I think she did. Yeah. But, see, I was shocked, because I thought she knew more about the virus than I did. Because I didn't even think I was going to die! I didn't know. I didn't know. I just didn't know anything. You know? I just really didn't.
So you just started telling people, and ...
I was really telling people in hopes of somebody saying, "You know what? Things are going to be OK." Because when that doctor walked out of the room, I was scared. I'm like, "What have I got myself into?" I'm so used to getting into stuff, and my mom gets me out of it, or my basketball coach gets me out of it.
Marvelyn (right) at her graduation from Whites Creek High School in 2002.
You know, you're used to, in life, getting second chances. And I'm like, "What have I done now?"
Who was the doctor who informed you that you were HIV positive?
It was an infectious disease specialist who did the testing. But the doctor who came in to give me the results, he was an emergency room doctor. His name was Dr. Gonzalez.
And he didn't give you any information about it? He just said, "You're positive," and that was it?
Believe it or not, he, being an emergency room doctor, one who isn't used to giving people HIV tests on a day-to-day basis, he really couldn't answer all my questions. He told me he needed to give me more information.
But he didn't?
Yeah. He didn't.
Was there a level of shock involved at all, about everything you didn't know? Or everything that you were finding out?
Yeah. I felt, why didn't I know this? How was I misled so much? Why didn't anyone step in and tell me this? You know? So I was very shocked.
You were very open about it, at first. But did you close yourself off a little, afterwards?
I did. I feel like, yes, this is my purpose, and what I'm supposed to be doing. But I also feel like I'm this accidental activist. Because I only told five people; that's all [the people that] I wanted to know. But when my word starts spreading, and people start talking, I was not prepared for that, and I did not want that.

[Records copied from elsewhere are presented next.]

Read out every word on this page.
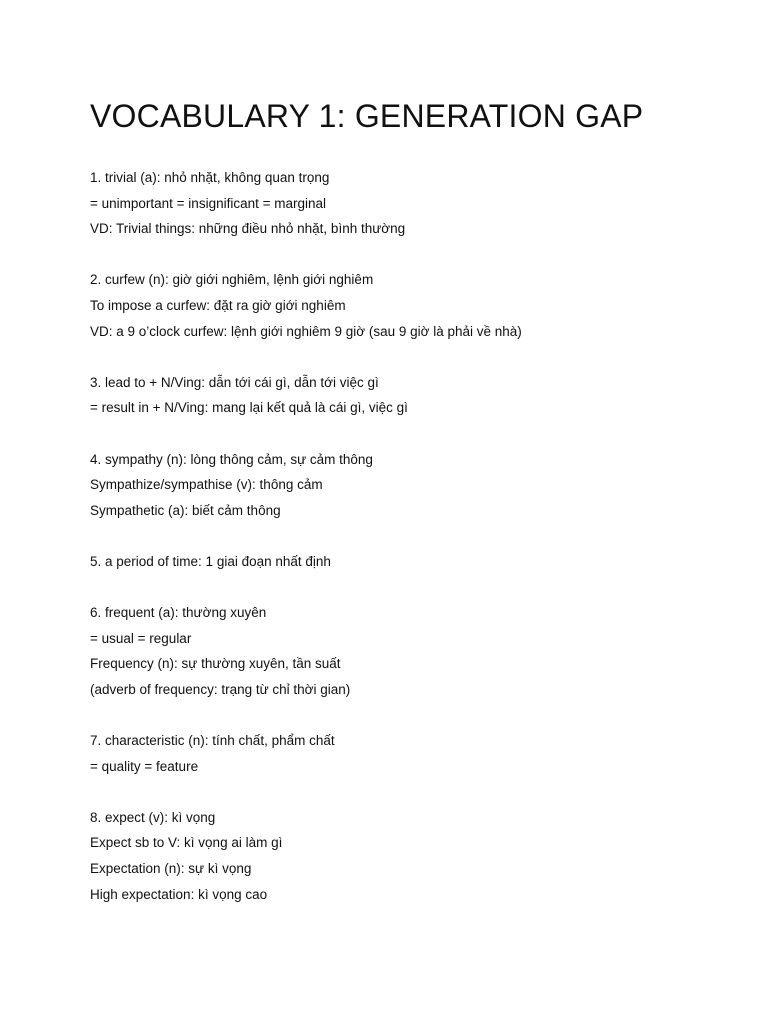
VOCABULARY 1: GENERATION GAP
1. trivial (a): nhỏ nhặt, không quan trọng
= unimportant = insignificant = marginal
VD: Trivial things: những điều nhỏ nhặt, bình thường
2. curfew (n): giờ giới nghiêm, lệnh giới nghiêm
To impose a curfew: đặt ra giờ giới nghiêm
VD: a 9 o’clock curfew: lệnh giới nghiêm 9 giờ (sau 9 giờ là phải về nhà)
3. lead to + N/Ving: dẫn tới cái gì, dẫn tới việc gì
= result in + N/Ving: mang lại kết quả là cái gì, việc gì
4. sympathy (n): lòng thông cảm, sự cảm thông
Sympathize/sympathise (v): thông cảm
Sympathetic (a): biết cảm thông
5. a period of time: 1 giai đoạn nhất định
6. frequent (a): thường xuyên
= usual = regular
Frequency (n): sự thường xuyên, tần suất
(adverb of frequency: trạng từ chỉ thời gian)
7. characteristic (n): tính chất, phẩm chất
= quality = feature
8. expect (v): kì vọng
Expect sb to V: kì vọng ai làm gì
Expectation (n): sự kì vọng
High expectation: kì vọng cao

I was never like, "Oh, my God. I'm going to be this out here activist, who will share her story," and all that. I did not want that. But after those people found out that information, I kept hearing things, like, "Marvelyn's dying." "Marvelyn's losing weight." And I was just in hiding. But every day I was looking in the mirror, thinking the same thing they're thinking in their head; but that wasn't reality. I was looking good. I was growing into a woman.
I realized that I wasn't the only one who was misinformed -- because I felt that way. I'm thinking, "Did I skip class that day? What am I doing differently in the bedroom?" I didn't do anything but have sex! I have sex and get HIV. My friends have sex and get pregnant, or get an STD, and it goes away with a shot, or a pill.
And so I was like, "I have to set the record straight." I was going into this kind of very selfish, the first time I ever put my story in the paper. Because I'm thinking, "If I go in and I clear it up, I can go back to my old life. People will accept me now, because I'm going to tell everything like it is."
I went in, and it was kind of one of those things: Oh, you're going to talk about me; can't nobody talk about me better than me.
And so I put the story in the statewide newspaper, The Tennessean. And the reaction I got was a bit overwhelming. I never looked at myself as a leader, as someone who could be inspirational. I never looked at myself as any of those things. And so the response that I got from that newspaper article: that's when NAPWA was telling me they're giving me a Youth Leadership Award, and all this other stuff. I didn't know what I had done. I really didn't. And so I never thought it would go outside of Tennessee.
Really, even now, looking at it, I didn't think it would go outside of Nashville. I didn't realize The Tennessean went across the entire state.